According to Bloomberg News, this Congress is getting even less done than the Congress before it which set a record for not getting things done:
Since the 113th Congress convened in January, the Senate has been in session 80 days and the House 84 days. Lawmakers passed 15 bills that were then signed by the president. That’s eight fewer than in the first six months of the last Congress and 19 fewer than in the same stretch of the 111th Congress.
“The 113th Congress is on track to be even less productive than the historic 112th Congress,” said Thomas Mann, a senior fellow at the Brookings Institution in Washington. “The problem arises from a Republican House unwilling and unable to engage in the normal process of negotiation and compromise with the president, and their continued willingness to live with a destructive sequester.”
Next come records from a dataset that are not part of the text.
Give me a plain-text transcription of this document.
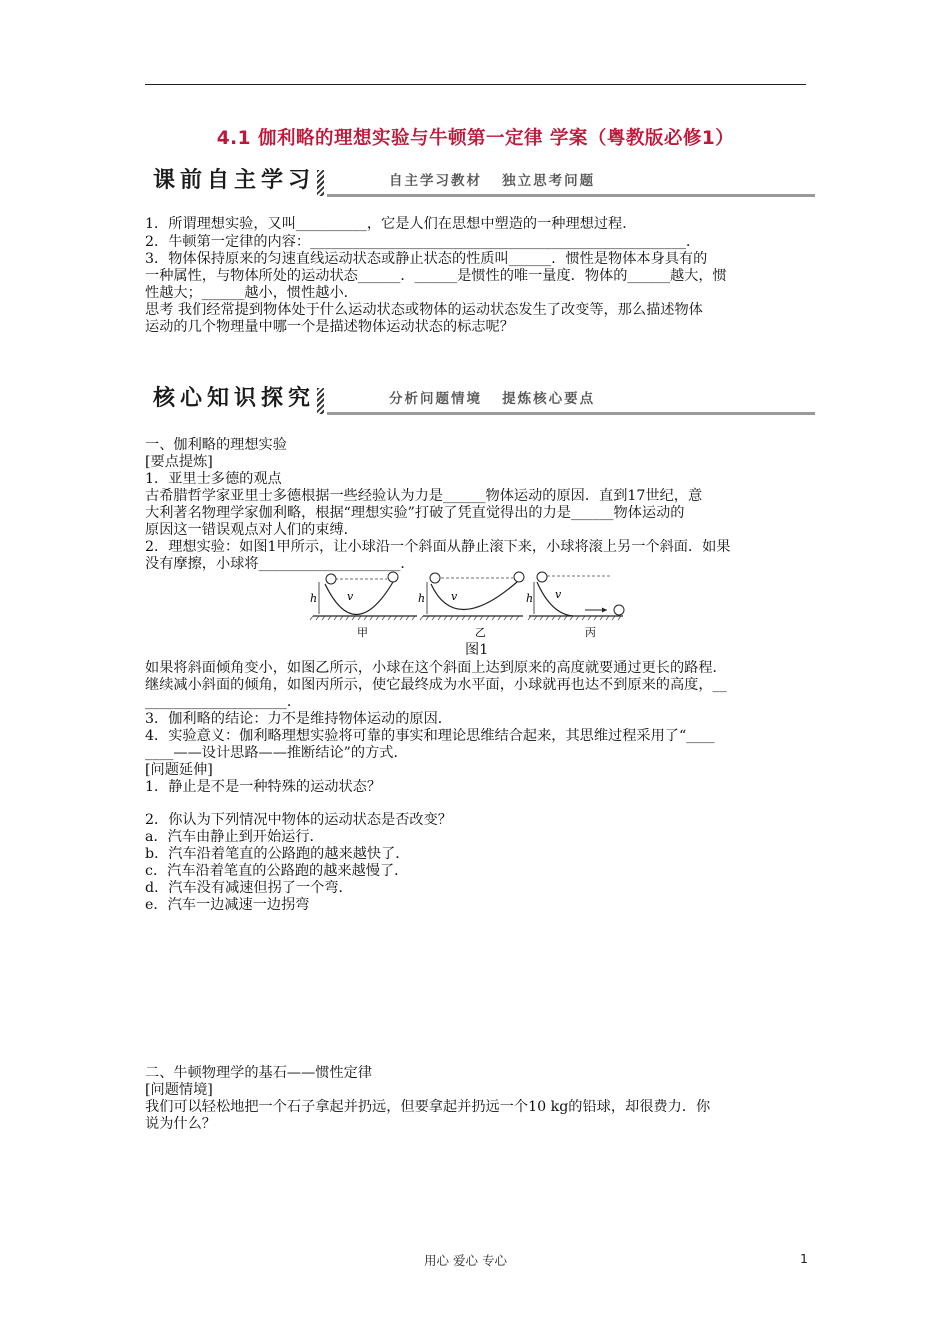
4.1 伽利略的理想实验与牛顿第一定律 学案（粤教版必修1）
课前自主学习	自主学习教材   独立思考问题
1．所谓理想实验，又叫__________，它是人们在思想中塑造的一种理想过程．
2．牛顿第一定律的内容：_____________________________________________________．
3．物体保持原来的匀速直线运动状态或静止状态的性质叫______．惯性是物体本身具有的
一种属性，与物体所处的运动状态______．______是惯性的唯一量度．物体的______越大，惯
性越大；______越小，惯性越小．
思考 我们经常提到物体处于什么运动状态或物体的运动状态发生了改变等，那么描述物体
运动的几个物理量中哪一个是描述物体运动状态的标志呢？
核心知识探究	分析问题情境   提炼核心要点
一、伽利略的理想实验
[要点提炼]
1．亚里士多德的观点
古希腊哲学家亚里士多德根据一些经验认为力是______物体运动的原因．直到17世纪，意
大利著名物理学家伽利略，根据“理想实验”打破了凭直觉得出的力是______物体运动的
原因这一错误观点对人们的束缚．
2．理想实验：如图1甲所示，让小球沿一个斜面从静止滚下来，小球将滚上另一个斜面．如果
没有摩擦，小球将____________________．
h	v
甲
h v
乙
h v
丙
图1
如果将斜面倾角变小，如图乙所示，小球在这个斜面上达到原来的高度就要通过更长的路程．
继续减小斜面的倾角，如图丙所示，使它最终成为水平面，小球就再也达不到原来的高度，__
____________________．
3．伽利略的结论：力不是维持物体运动的原因．
4．实验意义：伽利略理想实验将可靠的事实和理论思维结合起来，其思维过程采用了“____
____——设计思路——推断结论”的方式．
[问题延伸]
1．静止是不是一种特殊的运动状态？
2．你认为下列情况中物体的运动状态是否改变？
a．汽车由静止到开始运行．
b．汽车沿着笔直的公路跑的越来越快了．
c．汽车沿着笔直的公路跑的越来越慢了．
d．汽车没有减速但拐了一个弯．
e．汽车一边减速一边拐弯
二、牛顿物理学的基石——惯性定律
[问题情境]
我们可以轻松地把一个石子拿起并扔远，但要拿起并扔远一个10 kg的铅球，却很费力．你
说为什么？
用心 爱心 专心	1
This will be reported as a negative by the media who have a fetish for bipartisanship regardless of the nature of the compromise. “[J]ournalists fetishize centrism and deal making, and assume that the best of all possible legislation, regardless of its actual content, is the kind that has both parties’ fingerprints on it,” wrote Ross Douthat for the New York Times about what he says critics of the attitude have labeled “bipartisanthink.”
“By conflating the march of progress with the march of legislation through Congress, bipartisanthink allows journalists to take sides and root for particular outcomes without having to explicitly choose sides.”
So what we will get from our reports and editors and television news personalities is endless griping about a “do-nothing Congress” without any talk about what sort of bad policy this Congress might have avoided passing.
Which is amazing in a nation with as many laws as this one. There is credible research indicating that the expansion of the federal regulatory code has made America 72% poorer, and the federal criminal code is growing at an alarming rate as well. Between 2000 to 2007, the federal government created an average of 56.7 new federal crimes every year according to the Heritage Foundation.
Our tax code is so expansive, and so complicated, that even many of the federal government’s lawmakers and top-ranking administrators can’t file their returns free of errors.